Note from AAGF’s President, Meghan Rauen:
Yesterday I had a wonderful conversation with the CDC researchers and chiefs of the Birth Defects and Surveillance division of the CDC. We knew that the study could potentially raise concerns, with regards that people would assume that this meant that opioids have been show to cause gastroschisis. By no means is this what the research showed. There is an unfortunate stigma associated with birth defects and we all recognize that an increase trend with certain risk factors may bolster that poorly held and misinformed belief.
First, the research showed that in the years following the 2016 study from 1995 to 2005 that saw an considerably increase of gastroschisis frequency, this study noted that while still increasing in frequency, that it is not increasing as quickly as it once had.
The other trend they noted that was communities with higher rates of prescribed opioids had higher instances of gastroschisis. This by no means proves a link. There are a myriad of factors and much more research to be done to even begin to show that. It was just a trend they noted. It also did not mean that gastroschisis only happened in these areas, it clearly was happening in other areas without the same prescribed opioid frequency. The trend could also correlate to poorer access to maternal/fetal care, poorer socioeconomic factors and thus health and nutritional implications, etc. Just because opioids were present in higher frequency does not automatically posit causation. And the CDC was clear about that.
It should also be noted that this was not illegal or illicit opioid use, but *prescribed* opioids.
There is a significant difference between trend, risk factors and causation. Causation means that a + b = c. Per the CDC we are far from that. The CDC also emphasized this study did not significantly move to a better understanding of what causes gastroschisis. It does show that risky behaviors are associated with an increased risk of birth defects, something we all knew any way. It also made implications about our opioid crisis at large, highlighting a need to better manage, help and treat the issue as it has associated other *risks* namely the implications for birth defects.
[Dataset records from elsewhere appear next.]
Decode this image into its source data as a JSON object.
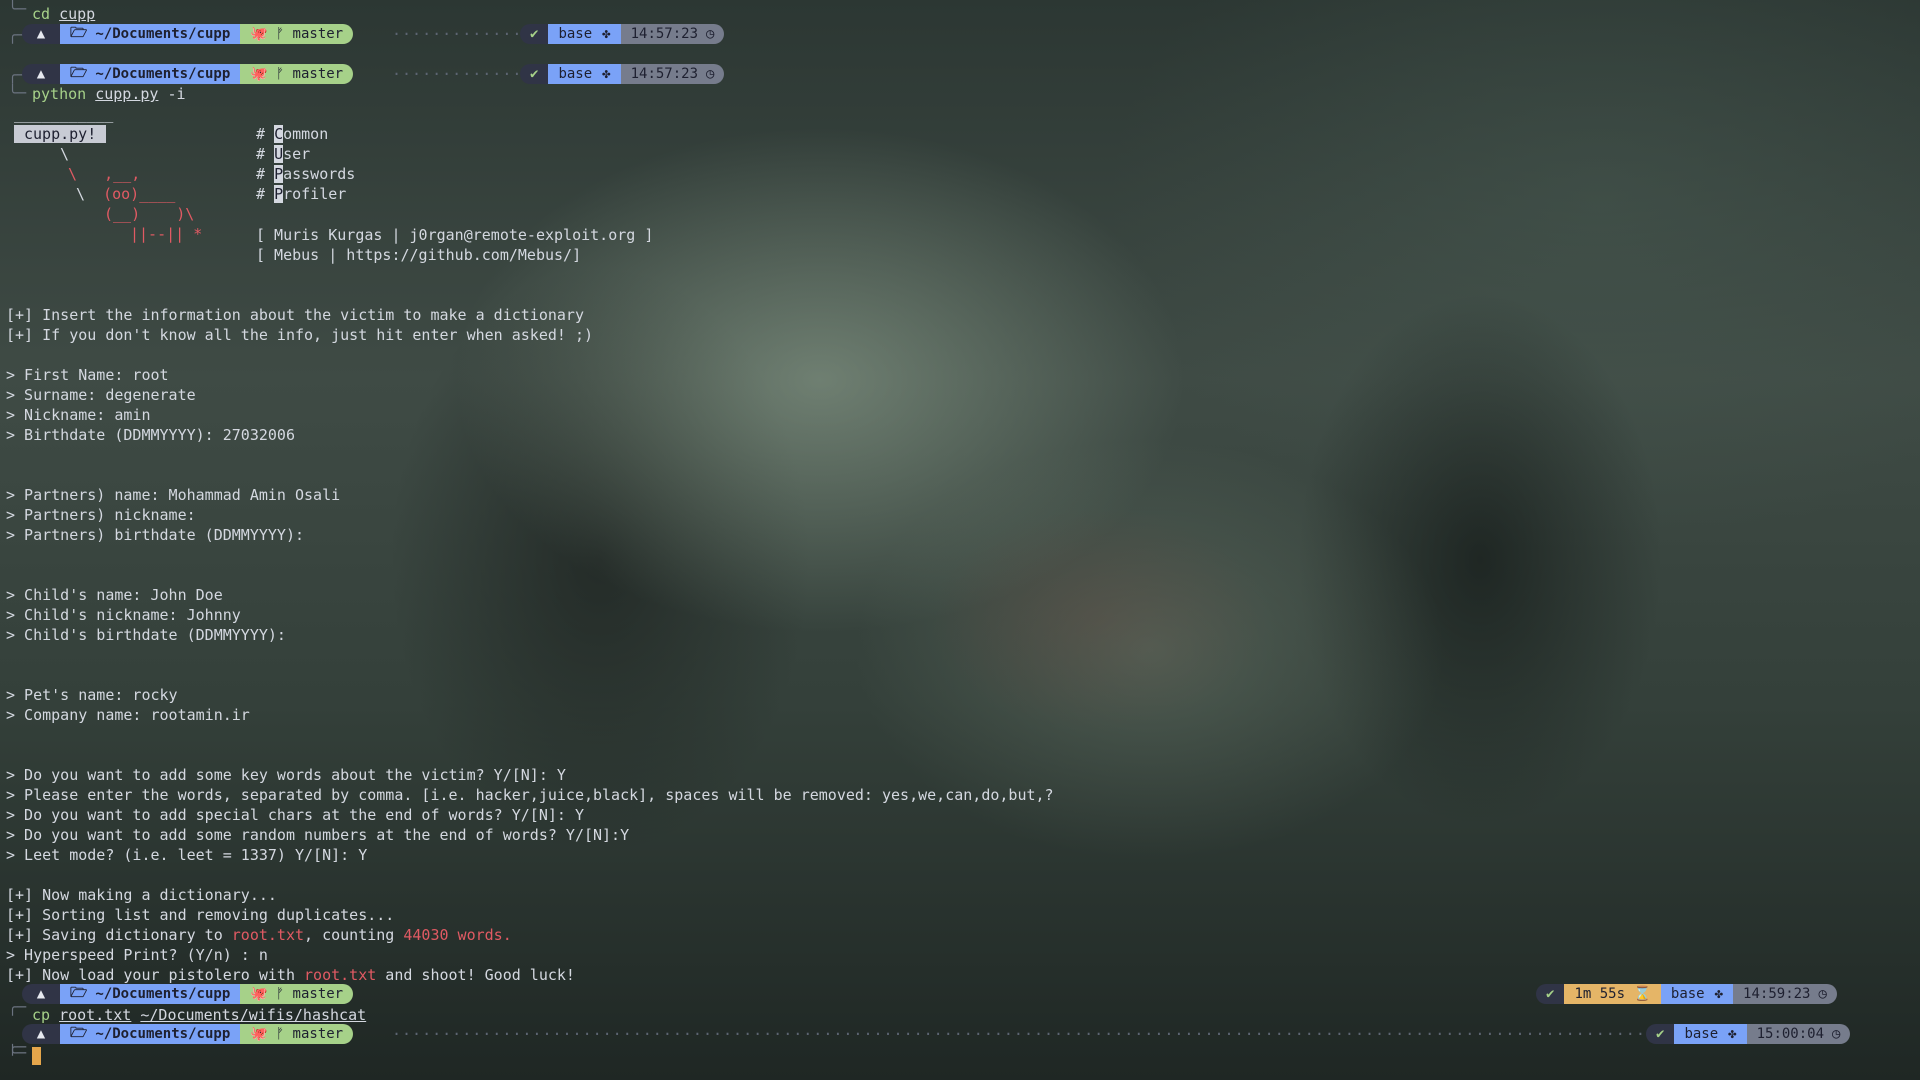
{
  "prompt": {
    "arch_icon": "▲",
    "folder_icon": "🗁",
    "dir": "~/Documents/",
    "dir_bold": "cupp",
    "git_icon": "🐙",
    "branch_icon": "ᚠ",
    "branch": "master",
    "ok_icon": "✔",
    "env": "base",
    "env_icon": "✤",
    "clock_icon": "◷",
    "hourglass_icon": "⌛"
  },
  "prompt_times": [
    "14:57:23",
    "14:57:23",
    "14:59:23",
    "15:00:04"
  ],
  "duration": "1m 55s",
  "commands": {
    "cmd1_name": "cd",
    "cmd1_arg": "cupp",
    "cmd2_name": "python",
    "cmd2_arg": "cupp.py",
    "cmd2_flag": "-i",
    "cmd3_name": "cp",
    "cmd3_arg1": "root.txt",
    "cmd3_arg2": "~/Documents/wifis/hashcat"
  },
  "banner": {
    "top": "___________",
    "box": "cupp.py!",
    "l2": "\\",
    "l3": "\\   ,__,",
    "l4a": "\\  ",
    "l4b": "(oo)____",
    "l5": "(__)    )\\",
    "l6": "||--|| *",
    "hash": "#",
    "words": [
      [
        "C",
        "ommon"
      ],
      [
        "U",
        "ser"
      ],
      [
        "P",
        "asswords"
      ],
      [
        "P",
        "rofiler"
      ]
    ],
    "author1": "[ Muris Kurgas | j0rgan@remote-exploit.org ]",
    "author2": "[ Mebus | https://github.com/Mebus/]"
  },
  "output": [
    "[+] Insert the information about the victim to make a dictionary",
    "[+] If you don't know all the info, just hit enter when asked! ;)",
    "> First Name: root",
    "> Surname: degenerate",
    "> Nickname: amin",
    "> Birthdate (DDMMYYYY): 27032006",
    "> Partners) name: Mohammad Amin Osali",
    "> Partners) nickname:",
    "> Partners) birthdate (DDMMYYYY):",
    "> Child's name: John Doe",
    "> Child's nickname: Johnny",
    "> Child's birthdate (DDMMYYYY):",
    "> Pet's name: rocky",
    "> Company name: rootamin.ir",
    "> Do you want to add some key words about the victim? Y/[N]: Y",
    "> Please enter the words, separated by comma. [i.e. hacker,juice,black], spaces will be removed: yes,we,can,do,but,?",
    "> Do you want to add special chars at the end of words? Y/[N]: Y",
    "> Do you want to add some random numbers at the end of words? Y/[N]:Y",
    "> Leet mode? (i.e. leet = 1337) Y/[N]: Y",
    "[+] Now making a dictionary...",
    "[+] Sorting list and removing duplicates...",
    "> Hyperspeed Print? (Y/n) : n"
  ],
  "saving": {
    "pre": "[+] Saving dictionary to ",
    "file": "root.txt",
    "mid": ", counting ",
    "count": "44030 words."
  },
  "load": {
    "pre": "[+] Now load your pistolero with ",
    "file": "root.txt",
    "post": " and shoot! Good luck!"
  },
  "colors": {
    "dir_segment": "#7aa2f7",
    "git_segment": "#a6d189",
    "duration_segment": "#e5b567",
    "highlight_red": "#e05a63",
    "cursor": "#e5a64b"
  }
}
What it means for physicians who are working with pregnant moms and/or families trying to get pregnant. This study, however, did not establish a formal causal link between opioids and gastroschisis.
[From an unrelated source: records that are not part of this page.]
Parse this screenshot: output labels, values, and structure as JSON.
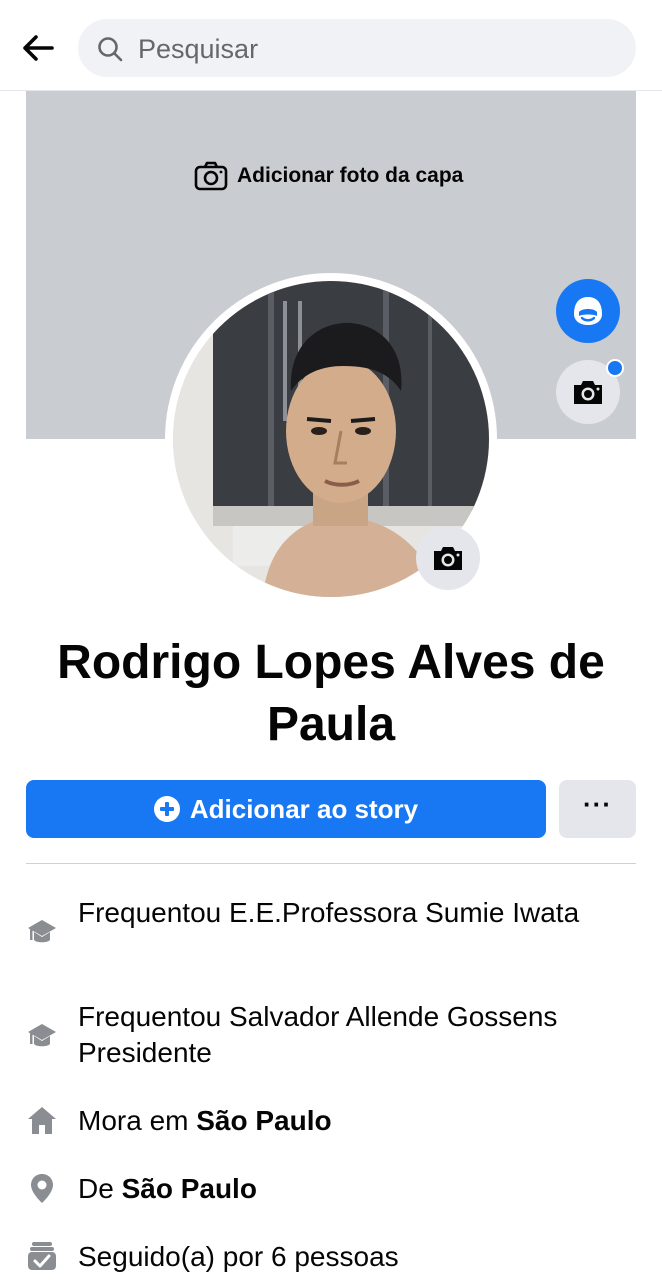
{
  "search": {
    "placeholder": "Pesquisar"
  },
  "cover": {
    "add_label": "Adicionar foto da capa"
  },
  "profile": {
    "name": "Rodrigo Lopes Alves de Paula"
  },
  "actions": {
    "story_label": "Adicionar ao story",
    "more_label": "···"
  },
  "details": {
    "school1": "Frequentou E.E.Professora Sumie Iwata",
    "school2": "Frequentou Salvador Allende Gossens Presidente",
    "lives_prefix": "Mora em",
    "lives_city": "São Paulo",
    "from_prefix": "De",
    "from_city": "São Paulo",
    "followers": "Seguido(a) por 6 pessoas"
  },
  "colors": {
    "accent": "#1877f2",
    "cover_bg": "#c9ccd1",
    "secondary_btn": "#e4e6eb",
    "icon_gray": "#8a8d91"
  }
}
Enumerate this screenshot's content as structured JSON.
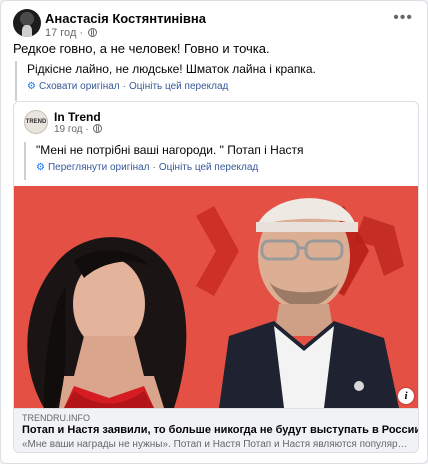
{
  "post": {
    "author": "Анастасія Костянтинівна",
    "time": "17 год",
    "more_icon": "•••",
    "text": "Редкое говно, а не человек! Говно и точка.",
    "translation": {
      "text": "Рідкісне лайно, не людське! Шматок лайна і крапка.",
      "hide_original": "Сховати оригінал",
      "rate": "Оцініть цей переклад"
    }
  },
  "shared": {
    "avatar_text": "TREND",
    "author": "In Trend",
    "time": "19 год",
    "translation": {
      "text": "\"Мені не потрібні ваші нагороди. \" Потап і Настя",
      "view_original": "Переглянути оригінал",
      "rate": "Оцініть цей переклад"
    },
    "link_preview": {
      "domain": "TRENDRU.INFO",
      "title": "Потап и Настя заявили, то больше никогда не будут выступать в России",
      "description": "«Мне ваши награды не нужны». Потап и Настя Потап и Настя являются популярными укр..."
    },
    "info_icon": "i"
  },
  "colors": {
    "link": "#385898",
    "accent": "#1877f2",
    "muted": "#65676b",
    "photo_bg": "#e24a3f"
  }
}
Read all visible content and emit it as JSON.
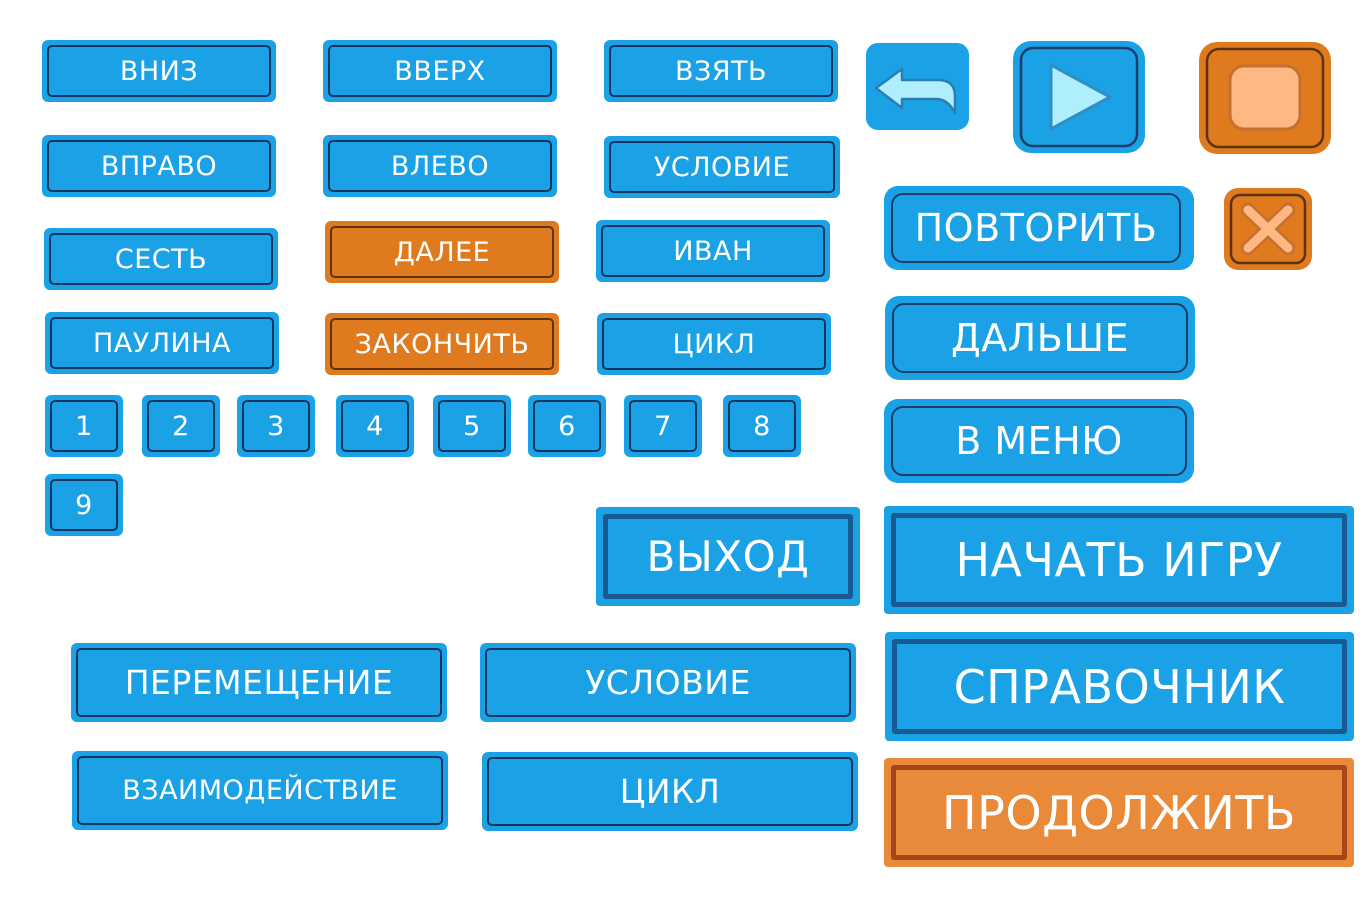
{
  "colors": {
    "blue": "#1aa1e6",
    "orange": "#e07a1f",
    "outline": "#16365f",
    "light_blue_icon": "#aeeefd",
    "peach": "#ffb883"
  },
  "small_buttons": {
    "down": "ВНИЗ",
    "up": "ВВЕРХ",
    "take": "ВЗЯТЬ",
    "right": "ВПРАВО",
    "left": "ВЛЕВО",
    "condition": "УСЛОВИЕ",
    "sit": "СЕСТЬ",
    "next": "ДАЛЕЕ",
    "ivan": "ИВАН",
    "paulina": "ПАУЛИНА",
    "finish": "ЗАКОНЧИТЬ",
    "loop": "ЦИКЛ"
  },
  "numbers": [
    "1",
    "2",
    "3",
    "4",
    "5",
    "6",
    "7",
    "8",
    "9"
  ],
  "icons": {
    "back": "back-arrow-icon",
    "play": "play-icon",
    "stop": "stop-icon",
    "close": "close-icon"
  },
  "menu": {
    "repeat": "ПОВТОРИТЬ",
    "further": "ДАЛЬШЕ",
    "to_menu": "В МЕНЮ",
    "exit": "ВЫХОД",
    "start_game": "НАЧАТЬ ИГРУ",
    "reference": "СПРАВОЧНИК",
    "continue": "ПРОДОЛЖИТЬ"
  },
  "categories": {
    "movement": "ПЕРЕМЕЩЕНИЕ",
    "condition": "УСЛОВИЕ",
    "interaction": "ВЗАИМОДЕЙСТВИЕ",
    "loop": "ЦИКЛ"
  }
}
This study should not be used as “proof” that opioids cause gastroschisis, as that is not what the study proved. It is not true that everyone who had a child with gastroschisis was using opioids. There has been the same sort of research in trends associated with atrazine, UTIs, chlamydia, nutrition and SSRIs. This is just another “trend” for a risk factor. Not causation. Please rest assured we are still working very hard to partner with multiple research teams and organizations to understand better the causes of gastroschisis, but this study has not established causation. Merely a noted risk factor. The positive news is that frequency is not increasing as much as it once had, there is encouragement there. Additionally where the 2016 study included only 13 sites, this included 20. So interest and effort to study this defect is mounting. Finally, the CDC team discussed passionately wanting to reengage with gastroschisis research in the year and coming years as well, including outcomes studies. We are making progress to trend the disease and better understand it.
If you have any further questions myself and our medical and research teams are happy to answer.